Exciting, scary, overwhelming… putting your surrogacy into words that others can understand can be really, really, hard.
Explaining surrogacy to someone who a) already has a child, b) doesn’t really understand infertility or even c) loves you very much, can be really difficult and emotionally demanding. Surrogacy is a process that is really difficult, even for those currently going through it- so explaining it to your friends and family may seem overwhelming if you don’t quite know how to strike up that particular conversation.
Most people are thrilled just about anytime they see a pregnant lady bopping about her daily routine but try explaining that the baby in your belly isn’t actually yours, and you may get a few odd looks. While we firmly believe that no surrogacy actually requires explanation to anyone who isn’t the intended parents or firmly in your corner, many surrogates feel compelled to share their personal journey with others. Which is completely understandable. Here are 5 ways to help best explain what you’re going through to people you really care about.
5 Tips to Explain Your Surogacy
Remember- You don’t owe anyone an explanation
You don’t have to disclose to every Tina, Jan, and Harriet that your pregnant with another couple’s baby. Sometimes just taking the compliment that there are people in the world who are happy to see a healthy, pregnant woman is good enough. If it’s a casual interaction, you don’t have to get personal if you don’t want to or feel like you lack the emotional energy to do so. This journey belongs to you and the intended parents alone.
Ignorance isn’t always bliss
Sometimes people can seem callous or insensitive purely because they don’t actually understand how surrogacy works. Despite its growing popularity and acceptance, surrogacy went undiscussed openly for a very long time. Taking the time to educate people on the process and on the real world devastations of infertility can occasionally help them become more comfortable with the situations. Sometimes, people just have no idea that what they’re saying could be taken as offensive.
Share your story
Remember why you chose to become a surrogate in the first place. Helping to bring new life into the world is something really special that (obviously) not all people are able to do. Take pride in knowing that you are bringing joy into the lives of others and are in charge of a child’s wellbeing. Don’t be afraid to share your good news! People that love and support you will be able to have kind and open conversations about your choice. Few people are able to look at surrogacy from a surrogate’s point of view!
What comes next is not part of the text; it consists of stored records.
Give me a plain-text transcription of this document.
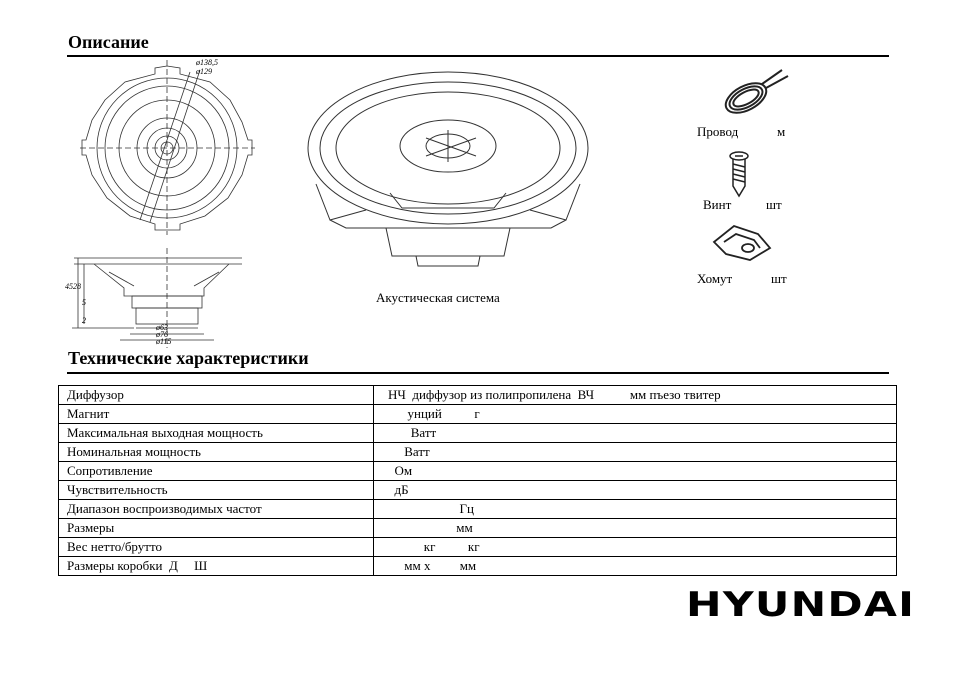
Описание
ø138,5
ø129
45 28
5
2
ø63
ø76
ø115
Акустическая система
Провод	м
Винт	шт
Хомут	шт
Технические характеристики
Диффузор	НЧ  диффузор из полипропилена  ВЧ           мм пъезо твитер
Магнит	унций          г
Максимальная выходная мощность	Ватт
Номинальная мощность	Ватт
Сопротивление	Ом
Чувствительность	дБ
Диапазон воспроизводимых частот	Гц
Размеры	мм
Вес нетто/брутто	кг          кг
Размеры коробки  Д     Ш	мм х         мм
HYUNDAI
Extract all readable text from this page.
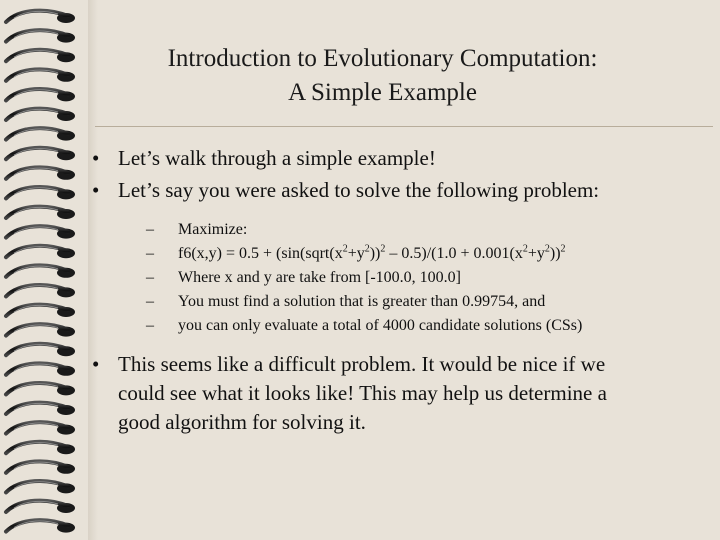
Introduction to Evolutionary Computation:
A Simple Example
• Let’s walk through a simple example!
• Let’s say you were asked to solve the following problem:
– Maximize:
– $f6(x,y) = 0.5 + (\sin(sqrt(x^2+y^2))^2 - 0.5)/(1.0 + 0.001(x^2+y^2))^2$
– Where x and y are take from [-100.0, 100.0]
– You must find a solution that is greater than 0.99754, and
– you can only evaluate a total of 4000 candidate solutions (CSs)
• This seems like a difficult problem. It would be nice if we
could see what it looks like! This may help us determine a
good algorithm for solving it.
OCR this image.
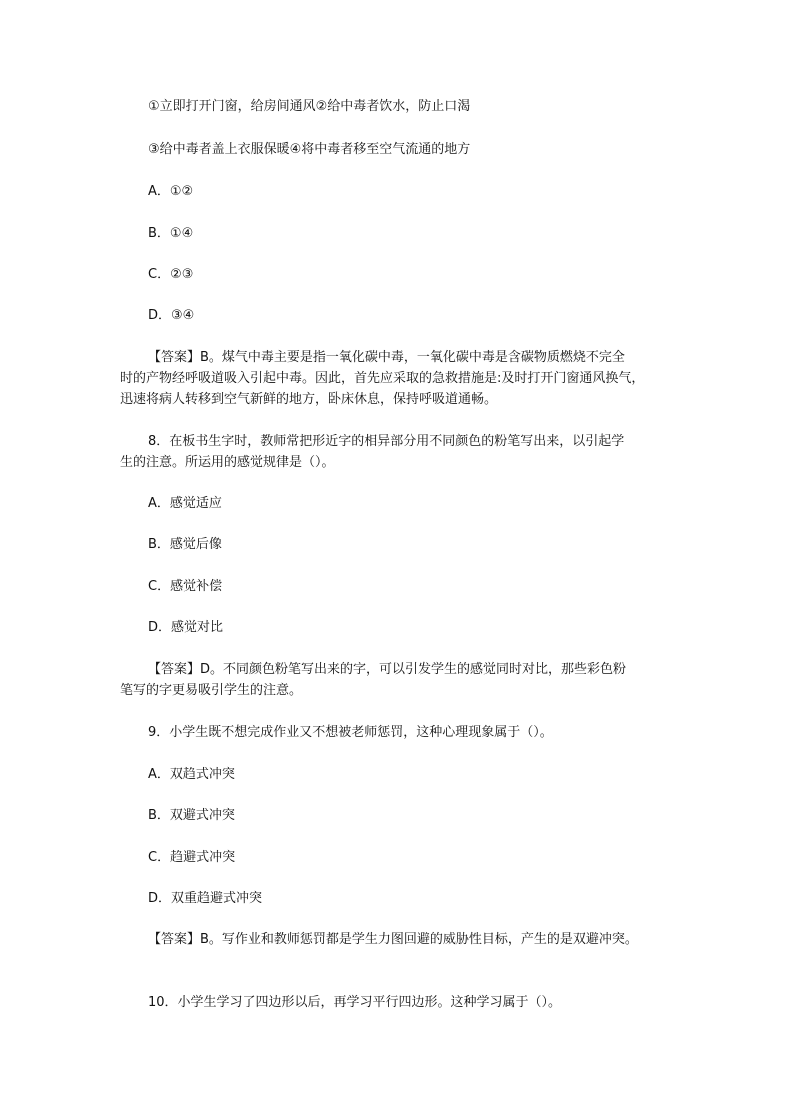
①立即打开门窗，给房间通风②给中毒者饮水，防止口渴

③给中毒者盖上衣服保暖④将中毒者移至空气流通的地方

A．①②

B．①④

C．②③

D．③④

【答案】B。煤气中毒主要是指一氧化碳中毒，一氧化碳中毒是含碳物质燃烧不完全

时的产物经呼吸道吸入引起中毒。因此，首先应采取的急救措施是:及时打开门窗通风换气，

迅速将病人转移到空气新鲜的地方，卧床休息，保持呼吸道通畅。

8．在板书生字时，教师常把形近字的相异部分用不同颜色的粉笔写出来，以引起学

生的注意。所运用的感觉规律是（）。

A．感觉适应

B．感觉后像

C．感觉补偿

D．感觉对比

【答案】D。不同颜色粉笔写出来的字，可以引发学生的感觉同时对比，那些彩色粉

笔写的字更易吸引学生的注意。

9．小学生既不想完成作业又不想被老师惩罚，这种心理现象属于（）。

A．双趋式冲突

B．双避式冲突

C．趋避式冲突

D．双重趋避式冲突

【答案】B。写作业和教师惩罚都是学生力图回避的威胁性目标，产生的是双避冲突。

10．小学生学习了四边形以后，再学习平行四边形。这种学习属于（）。
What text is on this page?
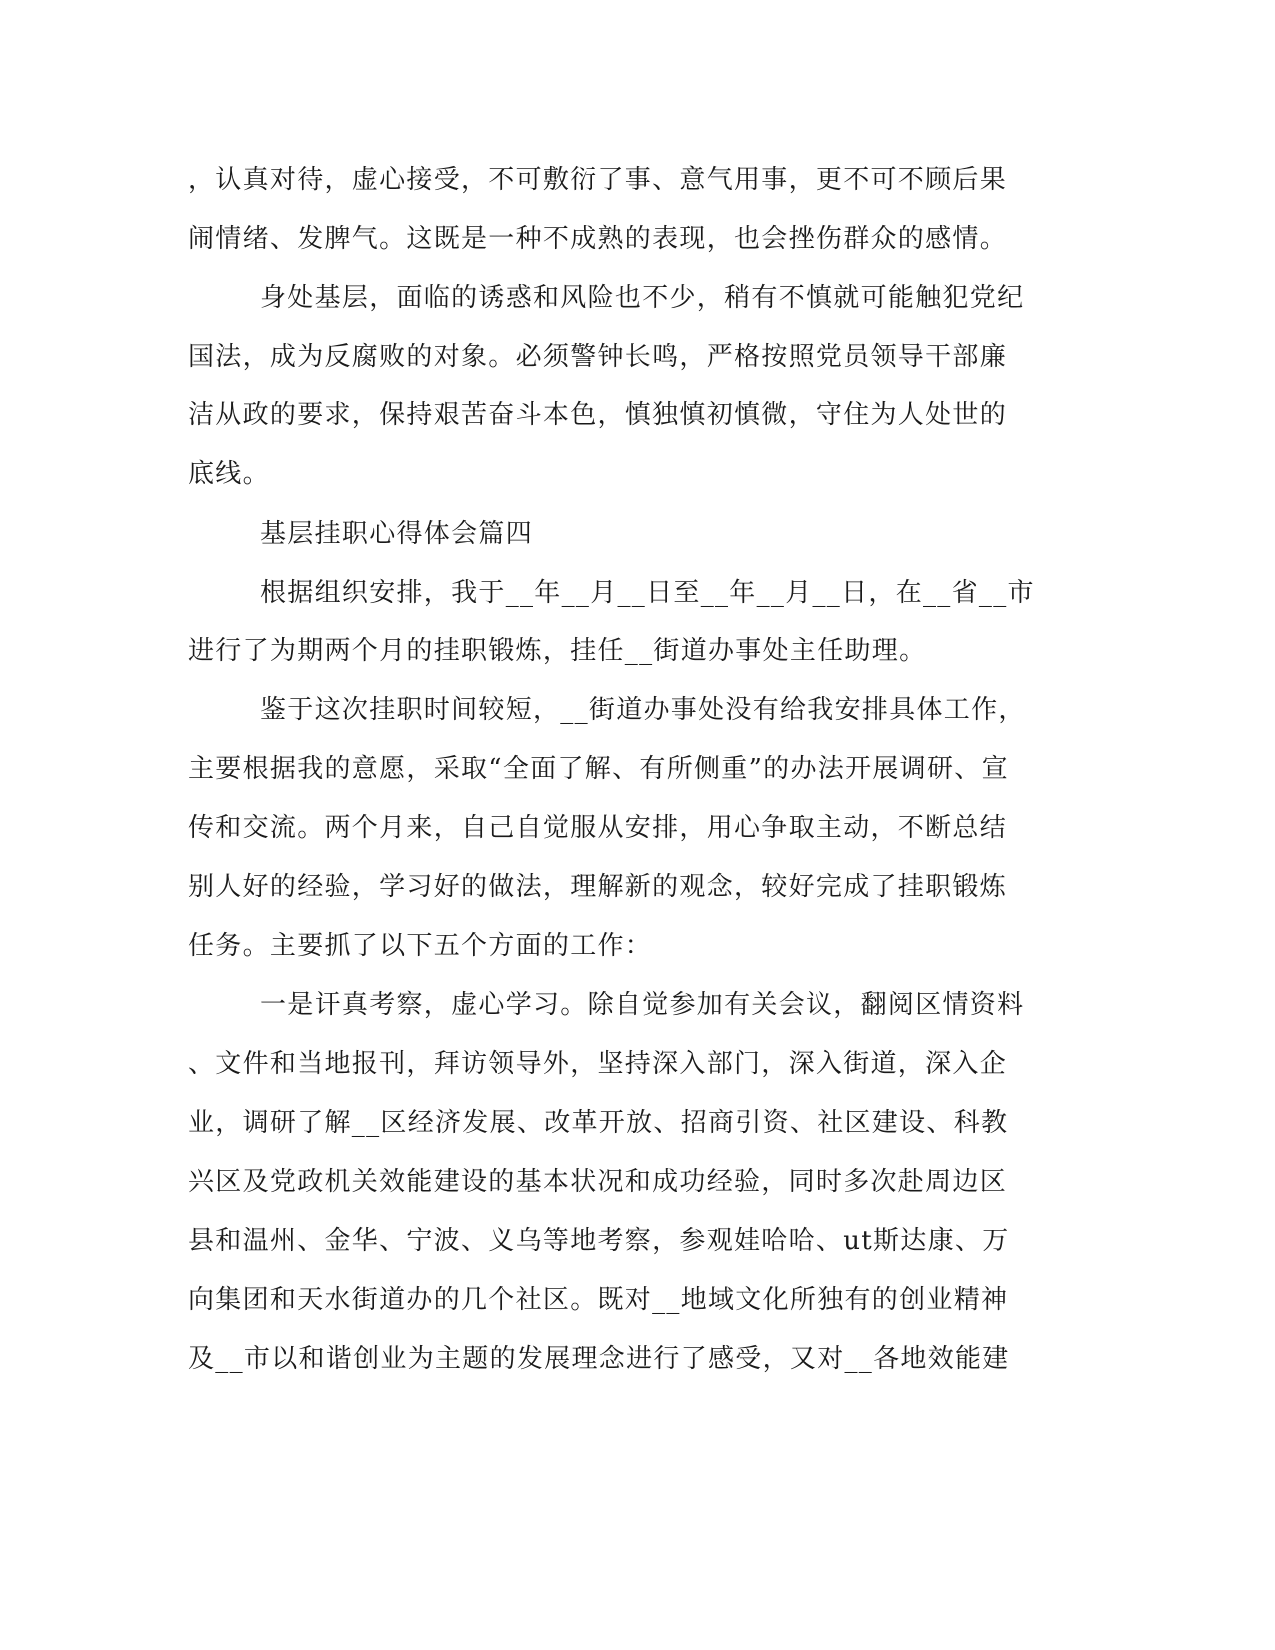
，认真对待，虚心接受，不可敷衍了事、意气用事，更不可不顾后果
闹情绪、发脾气。这既是一种不成熟的表现，也会挫伤群众的感情。
身处基层，面临的诱惑和风险也不少，稍有不慎就可能触犯党纪
国法，成为反腐败的对象。必须警钟长鸣，严格按照党员领导干部廉
洁从政的要求，保持艰苦奋斗本色，慎独慎初慎微，守住为人处世的
底线。
基层挂职心得体会篇四
根据组织安排，我于__年__月__日至__年__月__日，在__省__市
进行了为期两个月的挂职锻炼，挂任__街道办事处主任助理。
鉴于这次挂职时间较短，__街道办事处没有给我安排具体工作，
主要根据我的意愿，采取“全面了解、有所侧重”的办法开展调研、宣
传和交流。两个月来，自己自觉服从安排，用心争取主动，不断总结
别人好的经验，学习好的做法，理解新的观念，较好完成了挂职锻炼
任务。主要抓了以下五个方面的工作：
一是讦真考察，虚心学习。除自觉参加有关会议，翻阅区情资料
、文件和当地报刊，拜访领导外，坚持深入部门，深入街道，深入企
业，调研了解__区经济发展、改革开放、招商引资、社区建设、科教
兴区及党政机关效能建设的基本状况和成功经验，同时多次赴周边区
县和温州、金华、宁波、义乌等地考察，参观娃哈哈、ut斯达康、万
向集团和天水街道办的几个社区。既对__地域文化所独有的创业精神
及__市以和谐创业为主题的发展理念进行了感受，又对__各地效能建
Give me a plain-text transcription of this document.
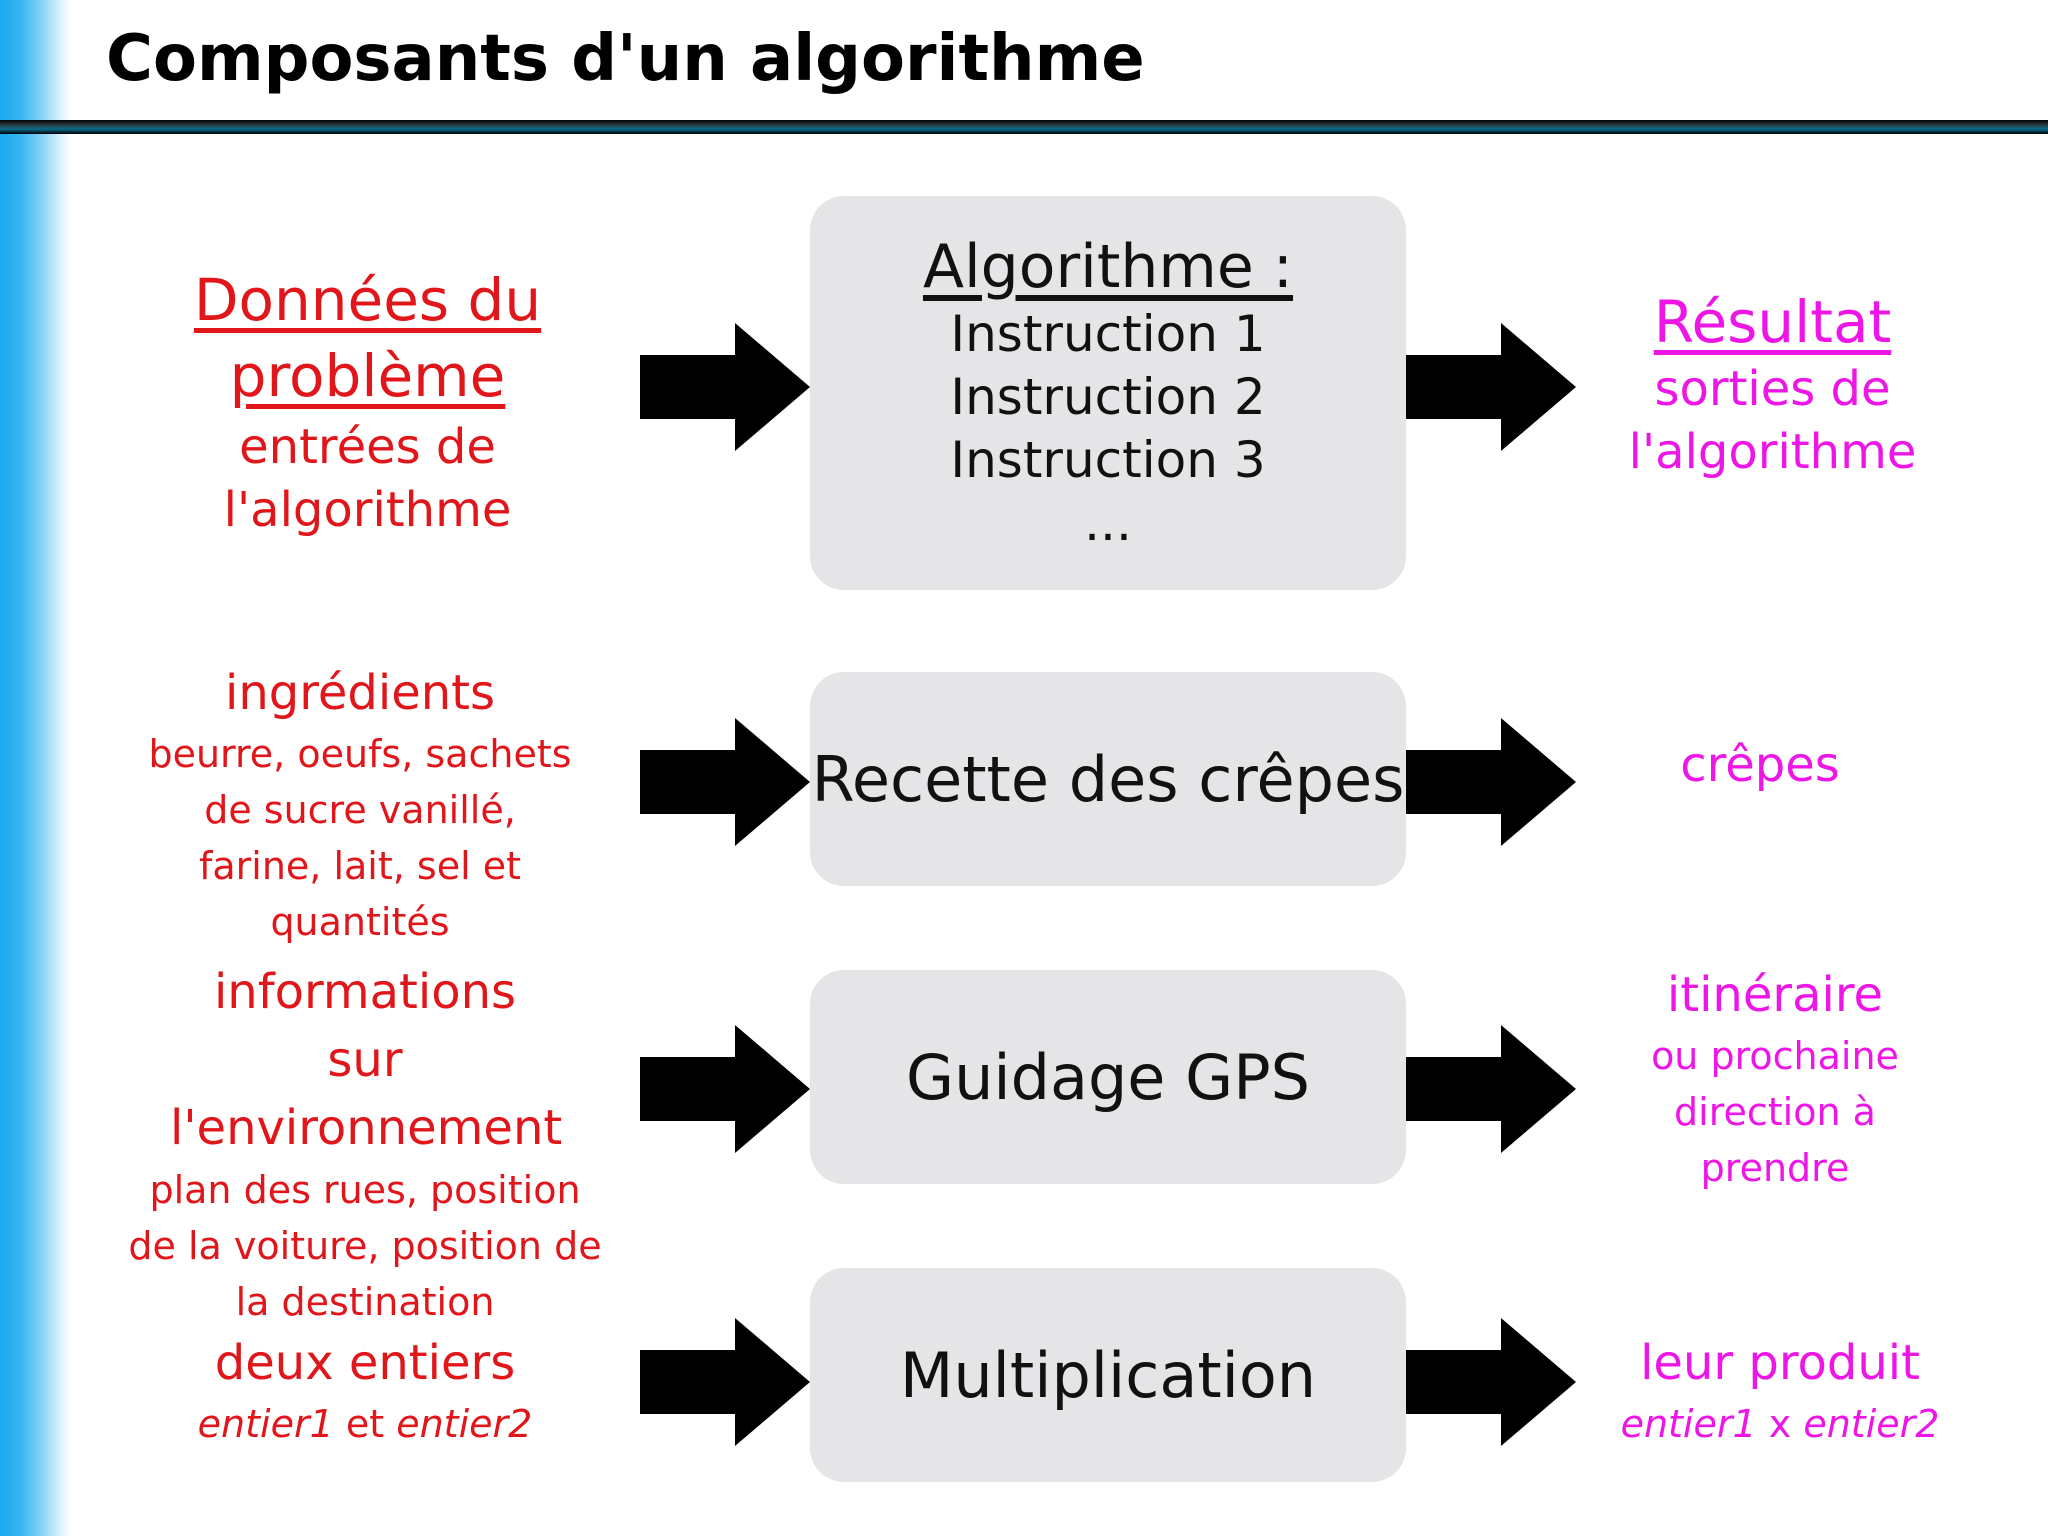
Composants d'un algorithme
Données du problème
entrées de l'algorithme
Algorithme :
Instruction 1
Instruction 2
Instruction 3
...
Résultat
sorties de l'algorithme
ingrédients
beurre, oeufs, sachets de sucre vanillé, farine, lait, sel et quantités
Recette des crêpes	crêpes
informations sur l'environnement
plan des rues, position de la voiture, position de la destination
Guidage GPS
itinéraire
ou prochaine direction à prendre
deux entiers
entier1 et entier2
Multiplication	leur produit
entier1 x entier2
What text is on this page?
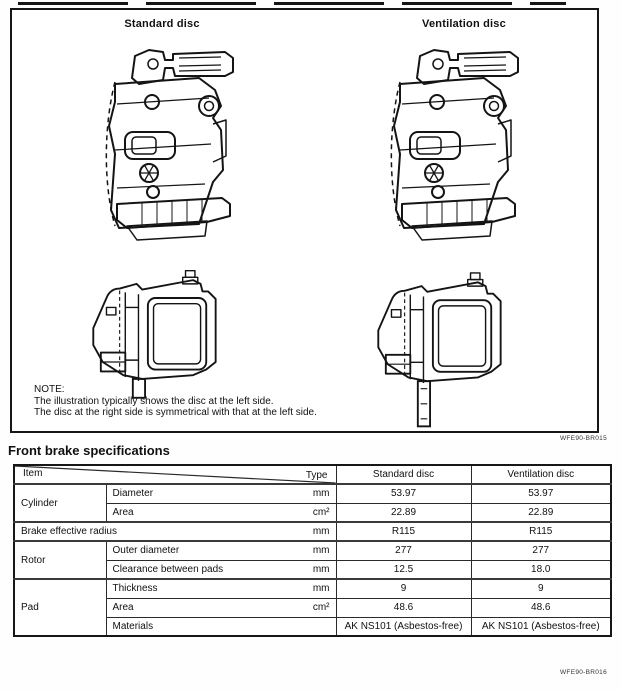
Standard disc	Ventilation disc
NOTE:
The illustration typically shows the disc at the left side.
The disc at the right side is symmetrical with that at the left side.
WFE90-BR015
Front brake specifications
Type
Item		Standard disc	Ventilation disc
Cylinder	Diameter mm	53.97	53.97

	Area cm²	22.89	22.89

Brake effective radius mm		R115	R115
Rotor	Outer diameter mm	277	277

	Clearance between pads mm	12.5	18.0
Pad	Thickness mm	9	9

	Area cm²	48.6	48.6

	Materials	AK NS101 (Asbestos-free)	AK NS101 (Asbestos-free)
WFE90-BR016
So, they may have a ton of questions. Always be an advocate for yourself and your cause, but if the situation gets too tough, or too personal, never hesitate to put an abrupt end to the conversation.
Set boundaries early
It’s perfectly okay to tell people that you’re uncomfortable answering certain questions. Saying something like “I don’t feel like that’s appropriate to discuss” or “I’m not comfortable talking about that” are both really acceptable ways to set the boundaries on a conversation. If you’re feeling uncomfortable, or someone continues to press you for information after you’ve clearly told them you’d rather not, walk away. Just because you’ve chosen to be a surrogate doesn’t mean that you have to put your wellbeing on the line to satisfy another’s curiosity.
Take care of yourself, and the baby, first
Ultimately, what matters right now is the health and safety of yourself and the baby. Do the things that make you happy and enrich your own life. People will always judge- even if they mean well. Don’t forget how wonderful you are and how grateful the parents of the child will be. Infertility is a very hard situation to deal with (which could even cause depression among other feelings) and just like any other healthcare provider, you are putting your life on hold to improve another’s. If you feel burnt out or alone, try contacting your agency or setting up an appointment to talk to the people involved in your process. Remember that you have a support team and lean on them if need be.
The journey of surrogacy is something that is exceptionally special and very personal. So it can oftentimes be difficult to not only be able to explain what it’s like, but also hard for others to understand. Just remember that in the end- this journey is about the health and happiness of the child, and it belongs to you and the intended parents alone.